The most likely complications to occur are a delay or
cessation of closure in wounds healing by secondary intention,
breakdown of sutured wounds, and a loss of function due to
fibrosis in the wound. Wounds left to heal by secondary
intention on the distal limb of horses heal notoriously
slowly. This is in part due to innate features of wound
healing in the distal limb of the horse. Wound contraction in
the distal limb is limited compared to wounds of the trunk
because of the tension in the skin. Also, exuberant
granulation tissue is common and it prevents wounds from
epithelializing satisfactorily. In addition, the presence of
infection, necrotic debris or foreign material will impede
wound healing. Inadequate protection of the wound will
desiccate the wound surface and may allow further wound trauma
to occur.
B. Foot wounds
Most of the complications seen in the healing of foot wounds
are the same that occur in skin wounds. Many full thickness
foot wounds also heal slowly.
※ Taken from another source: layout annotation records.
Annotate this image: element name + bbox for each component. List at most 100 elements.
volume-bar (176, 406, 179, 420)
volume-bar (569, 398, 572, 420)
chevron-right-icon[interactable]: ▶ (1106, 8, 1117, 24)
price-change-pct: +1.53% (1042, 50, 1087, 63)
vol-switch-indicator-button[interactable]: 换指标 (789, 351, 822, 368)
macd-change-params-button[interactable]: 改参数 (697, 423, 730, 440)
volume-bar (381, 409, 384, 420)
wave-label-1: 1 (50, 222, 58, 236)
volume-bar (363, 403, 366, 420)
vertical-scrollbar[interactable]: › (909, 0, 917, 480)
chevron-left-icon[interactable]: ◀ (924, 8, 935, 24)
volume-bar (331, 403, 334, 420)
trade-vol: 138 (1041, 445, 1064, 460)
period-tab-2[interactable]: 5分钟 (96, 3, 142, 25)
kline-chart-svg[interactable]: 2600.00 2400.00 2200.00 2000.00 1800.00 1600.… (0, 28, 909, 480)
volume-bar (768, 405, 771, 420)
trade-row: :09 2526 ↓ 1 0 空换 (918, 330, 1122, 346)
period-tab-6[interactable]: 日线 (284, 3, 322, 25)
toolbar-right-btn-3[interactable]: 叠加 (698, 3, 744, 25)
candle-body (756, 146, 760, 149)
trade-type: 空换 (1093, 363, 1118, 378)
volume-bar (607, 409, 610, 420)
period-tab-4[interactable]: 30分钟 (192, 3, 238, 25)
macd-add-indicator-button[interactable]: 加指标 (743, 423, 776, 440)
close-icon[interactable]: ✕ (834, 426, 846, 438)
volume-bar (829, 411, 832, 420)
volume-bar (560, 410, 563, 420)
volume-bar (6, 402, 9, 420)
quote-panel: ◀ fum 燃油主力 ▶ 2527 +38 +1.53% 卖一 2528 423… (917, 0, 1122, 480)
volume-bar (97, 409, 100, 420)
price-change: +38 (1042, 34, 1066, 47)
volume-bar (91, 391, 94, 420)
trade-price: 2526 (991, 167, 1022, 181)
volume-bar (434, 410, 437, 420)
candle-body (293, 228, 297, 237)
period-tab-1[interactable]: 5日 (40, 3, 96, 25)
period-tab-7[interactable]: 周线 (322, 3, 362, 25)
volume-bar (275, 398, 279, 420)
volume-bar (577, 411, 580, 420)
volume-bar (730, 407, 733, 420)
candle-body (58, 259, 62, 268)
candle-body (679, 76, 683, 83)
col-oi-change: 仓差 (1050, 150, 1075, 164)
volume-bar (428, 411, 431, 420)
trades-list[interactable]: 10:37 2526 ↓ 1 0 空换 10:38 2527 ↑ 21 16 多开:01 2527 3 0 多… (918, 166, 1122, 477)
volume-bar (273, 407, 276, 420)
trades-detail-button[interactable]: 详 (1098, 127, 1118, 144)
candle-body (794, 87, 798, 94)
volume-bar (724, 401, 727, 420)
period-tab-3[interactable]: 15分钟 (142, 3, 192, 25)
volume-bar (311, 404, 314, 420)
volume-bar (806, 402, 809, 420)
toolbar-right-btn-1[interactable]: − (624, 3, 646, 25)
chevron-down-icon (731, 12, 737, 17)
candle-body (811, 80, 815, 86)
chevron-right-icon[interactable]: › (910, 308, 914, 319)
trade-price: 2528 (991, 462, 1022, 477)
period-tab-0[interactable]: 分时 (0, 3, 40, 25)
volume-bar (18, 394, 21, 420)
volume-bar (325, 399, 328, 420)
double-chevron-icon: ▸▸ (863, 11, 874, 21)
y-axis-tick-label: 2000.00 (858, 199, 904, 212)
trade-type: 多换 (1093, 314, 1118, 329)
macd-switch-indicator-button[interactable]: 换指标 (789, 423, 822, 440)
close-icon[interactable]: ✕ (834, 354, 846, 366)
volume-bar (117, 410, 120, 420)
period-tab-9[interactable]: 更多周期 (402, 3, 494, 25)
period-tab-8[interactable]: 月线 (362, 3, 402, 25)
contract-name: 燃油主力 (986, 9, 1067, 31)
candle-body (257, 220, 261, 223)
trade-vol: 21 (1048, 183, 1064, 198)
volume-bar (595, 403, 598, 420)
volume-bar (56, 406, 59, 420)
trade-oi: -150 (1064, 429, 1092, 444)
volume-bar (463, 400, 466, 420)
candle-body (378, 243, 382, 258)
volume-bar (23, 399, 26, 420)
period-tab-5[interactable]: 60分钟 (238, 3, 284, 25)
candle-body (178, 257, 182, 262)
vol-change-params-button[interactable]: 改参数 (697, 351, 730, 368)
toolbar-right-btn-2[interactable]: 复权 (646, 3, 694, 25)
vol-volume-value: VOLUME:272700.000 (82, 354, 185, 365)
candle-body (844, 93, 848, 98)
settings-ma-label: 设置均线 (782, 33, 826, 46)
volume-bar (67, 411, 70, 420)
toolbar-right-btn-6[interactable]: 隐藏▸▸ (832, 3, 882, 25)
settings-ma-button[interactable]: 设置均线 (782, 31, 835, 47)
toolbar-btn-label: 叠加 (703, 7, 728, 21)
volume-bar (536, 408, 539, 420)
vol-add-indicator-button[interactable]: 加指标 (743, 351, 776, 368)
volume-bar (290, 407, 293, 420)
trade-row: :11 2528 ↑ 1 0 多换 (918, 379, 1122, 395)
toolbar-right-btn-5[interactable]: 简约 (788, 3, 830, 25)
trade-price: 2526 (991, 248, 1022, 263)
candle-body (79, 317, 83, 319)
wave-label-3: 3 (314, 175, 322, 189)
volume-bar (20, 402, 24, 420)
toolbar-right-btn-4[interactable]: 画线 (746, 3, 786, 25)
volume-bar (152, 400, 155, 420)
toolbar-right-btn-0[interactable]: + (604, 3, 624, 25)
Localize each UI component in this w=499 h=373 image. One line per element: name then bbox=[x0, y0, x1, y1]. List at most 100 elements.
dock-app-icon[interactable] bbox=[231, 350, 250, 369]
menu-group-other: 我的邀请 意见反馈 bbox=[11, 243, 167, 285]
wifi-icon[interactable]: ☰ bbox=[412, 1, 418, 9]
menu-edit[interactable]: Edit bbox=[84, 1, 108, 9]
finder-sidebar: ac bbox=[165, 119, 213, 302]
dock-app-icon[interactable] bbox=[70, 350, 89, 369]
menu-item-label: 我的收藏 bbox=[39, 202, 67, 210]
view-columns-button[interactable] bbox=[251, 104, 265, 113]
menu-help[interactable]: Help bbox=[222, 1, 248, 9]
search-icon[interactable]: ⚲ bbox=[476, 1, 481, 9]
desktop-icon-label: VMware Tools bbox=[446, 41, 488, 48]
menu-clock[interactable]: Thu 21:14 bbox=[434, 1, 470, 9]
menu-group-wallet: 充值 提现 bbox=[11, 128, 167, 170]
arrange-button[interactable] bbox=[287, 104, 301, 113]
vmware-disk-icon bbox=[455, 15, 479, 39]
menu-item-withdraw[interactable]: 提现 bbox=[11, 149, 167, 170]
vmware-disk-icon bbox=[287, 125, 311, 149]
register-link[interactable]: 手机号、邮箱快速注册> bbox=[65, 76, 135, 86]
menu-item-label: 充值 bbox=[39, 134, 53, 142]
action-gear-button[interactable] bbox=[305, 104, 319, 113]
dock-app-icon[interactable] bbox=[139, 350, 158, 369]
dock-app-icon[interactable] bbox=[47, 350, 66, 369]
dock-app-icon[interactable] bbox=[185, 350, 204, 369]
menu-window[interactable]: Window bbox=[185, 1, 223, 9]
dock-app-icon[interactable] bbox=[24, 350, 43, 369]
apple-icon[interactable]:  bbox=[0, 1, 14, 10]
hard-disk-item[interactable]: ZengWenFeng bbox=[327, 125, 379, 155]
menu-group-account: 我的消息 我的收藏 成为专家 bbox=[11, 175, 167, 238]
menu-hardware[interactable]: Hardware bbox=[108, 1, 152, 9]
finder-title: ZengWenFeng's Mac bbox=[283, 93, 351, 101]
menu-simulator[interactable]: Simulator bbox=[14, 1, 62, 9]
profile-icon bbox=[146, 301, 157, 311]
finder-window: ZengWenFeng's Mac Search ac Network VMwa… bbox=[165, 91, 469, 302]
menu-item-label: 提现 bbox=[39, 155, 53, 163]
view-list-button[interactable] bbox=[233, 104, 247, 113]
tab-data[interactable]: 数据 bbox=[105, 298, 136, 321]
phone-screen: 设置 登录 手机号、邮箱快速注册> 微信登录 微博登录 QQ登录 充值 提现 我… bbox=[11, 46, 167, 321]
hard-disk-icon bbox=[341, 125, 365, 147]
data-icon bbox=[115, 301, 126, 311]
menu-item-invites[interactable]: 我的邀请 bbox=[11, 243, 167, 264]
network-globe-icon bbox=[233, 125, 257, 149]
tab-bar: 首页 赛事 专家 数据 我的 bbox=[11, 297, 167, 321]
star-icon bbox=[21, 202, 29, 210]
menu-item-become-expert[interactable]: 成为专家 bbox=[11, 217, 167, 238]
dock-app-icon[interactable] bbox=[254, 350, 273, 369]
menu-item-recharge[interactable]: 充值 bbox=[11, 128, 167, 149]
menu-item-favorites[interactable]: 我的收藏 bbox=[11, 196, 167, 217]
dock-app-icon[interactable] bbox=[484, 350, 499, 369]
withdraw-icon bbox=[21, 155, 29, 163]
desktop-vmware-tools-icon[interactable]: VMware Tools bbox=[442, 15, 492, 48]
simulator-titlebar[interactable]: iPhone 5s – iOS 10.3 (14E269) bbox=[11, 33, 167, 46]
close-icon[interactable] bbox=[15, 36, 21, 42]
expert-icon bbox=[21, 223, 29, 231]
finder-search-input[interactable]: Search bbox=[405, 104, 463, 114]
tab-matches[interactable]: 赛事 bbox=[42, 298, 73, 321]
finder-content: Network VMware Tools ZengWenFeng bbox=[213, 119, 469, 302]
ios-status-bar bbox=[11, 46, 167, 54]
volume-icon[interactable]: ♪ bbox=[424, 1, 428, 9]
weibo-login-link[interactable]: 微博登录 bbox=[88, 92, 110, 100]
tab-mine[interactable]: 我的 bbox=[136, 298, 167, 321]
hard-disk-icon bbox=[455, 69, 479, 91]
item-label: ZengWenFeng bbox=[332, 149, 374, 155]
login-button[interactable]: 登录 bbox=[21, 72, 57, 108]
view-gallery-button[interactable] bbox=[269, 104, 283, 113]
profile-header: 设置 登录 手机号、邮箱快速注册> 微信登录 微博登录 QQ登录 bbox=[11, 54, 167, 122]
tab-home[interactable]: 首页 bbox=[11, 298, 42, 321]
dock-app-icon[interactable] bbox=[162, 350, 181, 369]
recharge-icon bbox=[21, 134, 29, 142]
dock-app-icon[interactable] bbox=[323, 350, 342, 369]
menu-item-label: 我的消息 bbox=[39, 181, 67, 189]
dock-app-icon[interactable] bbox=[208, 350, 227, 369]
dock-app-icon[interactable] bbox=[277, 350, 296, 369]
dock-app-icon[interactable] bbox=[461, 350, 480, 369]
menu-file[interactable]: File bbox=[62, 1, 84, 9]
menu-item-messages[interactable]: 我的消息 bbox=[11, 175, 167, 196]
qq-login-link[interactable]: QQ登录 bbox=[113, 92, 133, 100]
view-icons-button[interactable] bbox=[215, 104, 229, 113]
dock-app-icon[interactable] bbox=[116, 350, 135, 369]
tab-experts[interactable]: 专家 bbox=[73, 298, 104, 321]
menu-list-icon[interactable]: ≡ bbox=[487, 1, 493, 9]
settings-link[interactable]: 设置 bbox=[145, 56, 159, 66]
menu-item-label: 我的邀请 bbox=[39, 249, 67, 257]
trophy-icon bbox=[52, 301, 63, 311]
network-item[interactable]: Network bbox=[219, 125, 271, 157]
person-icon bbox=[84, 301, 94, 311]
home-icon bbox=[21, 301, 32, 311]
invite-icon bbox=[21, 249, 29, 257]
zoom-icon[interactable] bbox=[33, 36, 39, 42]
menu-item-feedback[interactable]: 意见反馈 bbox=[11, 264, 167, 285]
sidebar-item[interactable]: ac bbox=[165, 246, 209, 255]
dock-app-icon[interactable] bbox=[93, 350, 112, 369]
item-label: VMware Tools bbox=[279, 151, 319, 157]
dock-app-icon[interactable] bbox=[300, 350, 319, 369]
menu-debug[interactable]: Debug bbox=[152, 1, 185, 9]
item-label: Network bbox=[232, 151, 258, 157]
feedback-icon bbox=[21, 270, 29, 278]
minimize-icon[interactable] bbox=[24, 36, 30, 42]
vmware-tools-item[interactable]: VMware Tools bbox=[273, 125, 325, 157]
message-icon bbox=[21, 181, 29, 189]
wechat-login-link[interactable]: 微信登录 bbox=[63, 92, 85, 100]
While wound contraction is
absent in foot wounds, exuberant granulation tissue is seldom
a problem. Being in constant contact with the ground the foot
is inherently predisposed to further injury. Occasionally
wound closure appears to be arrested for no apparent reason;
these wounds usually respond to light surface debridement and
bandaging with a wet to dry dressing.
After the wound has completely healed, the foot may not
function normally if the hoof is unable to evenly support the
distal phalanx or if injury to the deeper structures has
interfered with attachment of a structurally sound hoof to the
distal phalanx. Therapeutic trimming and shoeing with bars,
clips or extensions may be needed to minimize any functional
deficits.
7. Conclusion
By combining knowledge about the anatomy and function of a
horse's foot with knowledge about the principles of healing in
skin wounds, sound decisions can be made about the treatment
of foot wounds when specific information is not available that
result in satisfactory clinical outcomes.